We had our first elimination games of Japan’s postseason Sunday, a couple of MLB player cameos, and our 2nd “that could have been his last pitch for this team” moment of the week.
Sunday’s games
Carp 4, Deniers 2: At New Hiroshima Citizens Stadium, we had another pitchers’ duel, this time between DeNA’s Shota Imanaga and Hiroshima’s Masato Morishita. Imanaga surrendered a first-inning homer to the wonderful Ryoma Nishikawa, and Morishita made that one-run lead stand up through five. Rookie Takuma Hayashi doubled to open the sixth and after a sacrifice moved him to third, manager Takahiro Arai swapped out his starter for another right-hander, Haruki Omichi.
Omichi, whose best pitches this year have been his slider and curve, took out Taisei Ota and Shugo Maki on six fastballs, that they both got under. Hiroshima, the CL’s best pinch-hitting team this year, got a pinch-hit homer from Shota Suekane to make it 2-0, but the much maligned Edwin Escobar, struck out Shogo Akiyama with the bases loaded to end the inning with what might have been his last pitch for DeNA.
The Carp turned their lead over to Shota Nakazaki, their closer from their 2016-2018 championship seasons, and he surrendered a couple of no-out singles. A bunt put both in scoring position, from where a Taiki Sekine single off Nik Turley brought in one run, and a Neftali Soto sac fly tied it.

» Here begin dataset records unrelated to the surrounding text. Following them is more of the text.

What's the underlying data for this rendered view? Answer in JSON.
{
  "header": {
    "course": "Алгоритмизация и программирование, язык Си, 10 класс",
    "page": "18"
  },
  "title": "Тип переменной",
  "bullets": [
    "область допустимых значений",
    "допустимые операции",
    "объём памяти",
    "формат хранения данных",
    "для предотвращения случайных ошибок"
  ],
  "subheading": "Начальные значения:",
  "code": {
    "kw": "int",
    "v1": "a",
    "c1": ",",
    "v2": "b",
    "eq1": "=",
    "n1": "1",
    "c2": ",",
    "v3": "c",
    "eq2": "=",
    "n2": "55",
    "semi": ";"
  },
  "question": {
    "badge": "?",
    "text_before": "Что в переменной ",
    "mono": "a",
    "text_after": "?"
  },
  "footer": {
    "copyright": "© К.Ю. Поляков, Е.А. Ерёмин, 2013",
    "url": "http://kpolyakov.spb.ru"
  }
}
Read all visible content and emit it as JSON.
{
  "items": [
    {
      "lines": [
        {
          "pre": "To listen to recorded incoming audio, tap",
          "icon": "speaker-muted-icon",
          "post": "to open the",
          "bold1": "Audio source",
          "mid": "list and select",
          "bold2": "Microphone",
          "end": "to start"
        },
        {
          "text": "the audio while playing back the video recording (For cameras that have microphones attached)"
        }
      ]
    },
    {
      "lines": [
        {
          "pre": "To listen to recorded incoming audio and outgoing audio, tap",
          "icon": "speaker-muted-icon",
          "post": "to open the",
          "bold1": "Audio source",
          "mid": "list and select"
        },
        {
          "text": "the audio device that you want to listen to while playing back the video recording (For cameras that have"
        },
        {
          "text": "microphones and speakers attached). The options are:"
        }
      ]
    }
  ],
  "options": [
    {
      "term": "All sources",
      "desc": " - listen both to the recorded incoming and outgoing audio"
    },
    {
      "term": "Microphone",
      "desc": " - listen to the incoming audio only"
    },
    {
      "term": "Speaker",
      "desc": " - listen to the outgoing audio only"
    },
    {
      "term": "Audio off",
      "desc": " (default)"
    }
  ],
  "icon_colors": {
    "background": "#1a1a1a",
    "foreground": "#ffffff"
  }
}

Taiga Kamichatani pitched a 1-2-3 seventh against the bottom of the Carp order, but two singles and his failure to get an out at third on a sacrifice bunt allowed Hiroshima to load the bases with no outs. Pinch-hitter Kosuke Tanaka, another former star from the Carp’s championship years, ripped Kamichatani’s first pitch for a single, and Shogo Akiyama, whose deep fly against a drawn-in outfield with two outs in the 11th inning scored Saturday’s winning run instead of being caught for the third out, delivered an insurance run with a sac fly.
Ryoji Kuribayashi, for whom much of 2023 was a lost season, got the final outs to save it send the Carp to Koshien to play the final stage of the CL Foreplay Series to see who competes in the Japan Series.
Carp Hall of Fame outfielder and former manager Koji Yamamoto, who was working as an analyst on the TV broadcast, tossed out the first pitch, and as he was getting ready, another former Carp star, Cubs outfielder Seiya Suzuki walked to the plate carrying a bat to take the obligatory swing and miss.
Hawks 3, Marines 1: At Chiba Marine Stadium, Kohei Arihara worked six innings for SoftBank but had little trouble after two of the first three batters reached and Gregory Polanco tied it 1-1 in the first with a sacrifice fly. The Hawks’ one-two punch of Kensuke Kondo and Yuki Yanagita drove in SoftBank’s first two runs, Kondo singling in the first and Yanagita doubling to put the visitors in front in the third before scoring on an Akira Nakamura single off Lotte starter Yuji Nishino.
After getting their butts kicked Saturday, this game was much closer than the score. Yanagita’s “double” was a little flare over third that rolled into foul territory, and Nakamura’s single was a perfectly placed bouncer between Nishino’s legs and just past the glove of his shortstop.
Former Hawks ace and current New York Met Kodai Senga made the big cameo in Chiba, sitting in the ballpark’s nose-bleed press box in the seat in front of my buddy Jason Coskrey of the Japan Times.
Imanaga: Too early to tell about MLB
Lefty Shota Imanaga, who started Samurai Japan’s final against the US in the World Baseball Classic, may have thrown his last fastball for DeNA. Having said he wants to be posted, the team is now going into the usual song and dance that accompanies all announcements of big decisions in Japanese sports that were made well before.
Japanese organizations typical stage their announcements on the day most convenient for everyone involved to be available to hold a suitable press conference, regardless of the fact that the rest of the world already knows what’s going on.
It’s like when I worked for Yomiuri, and they pretended that their readers didn’t watch TV or the internet, and so if we didn’t tell them about something, such as the massive 2020 protests in Peru against Japan’s media darling, Peru President Alberto Fujimori, no one would know. Instead, the first word printed in the Daily Yomiuri about Fujimori’s difficulties after months of protests came the day he was ousted from office.
Imanaga said after the game he hadn’t yet made up his own mind, which may or may not be the case. He was telling me all year that he doesn’t throw hard enough to pitch in MLB, and there are teams that will look at his 1.78-meter frame and say he isn’t big enough, but he gets tremendous spin on his fastball, throws a good changeup and can change speeds with the best of them. His denial, however, could easily be what the team told him to say.
Tatsuhiro Hagwara, the team’s head of operations said as if he was uncertain that his team had not been eliminated, “It’s a matter we are set to consider after the season ends. We’re waiting for that. We will continue talking.”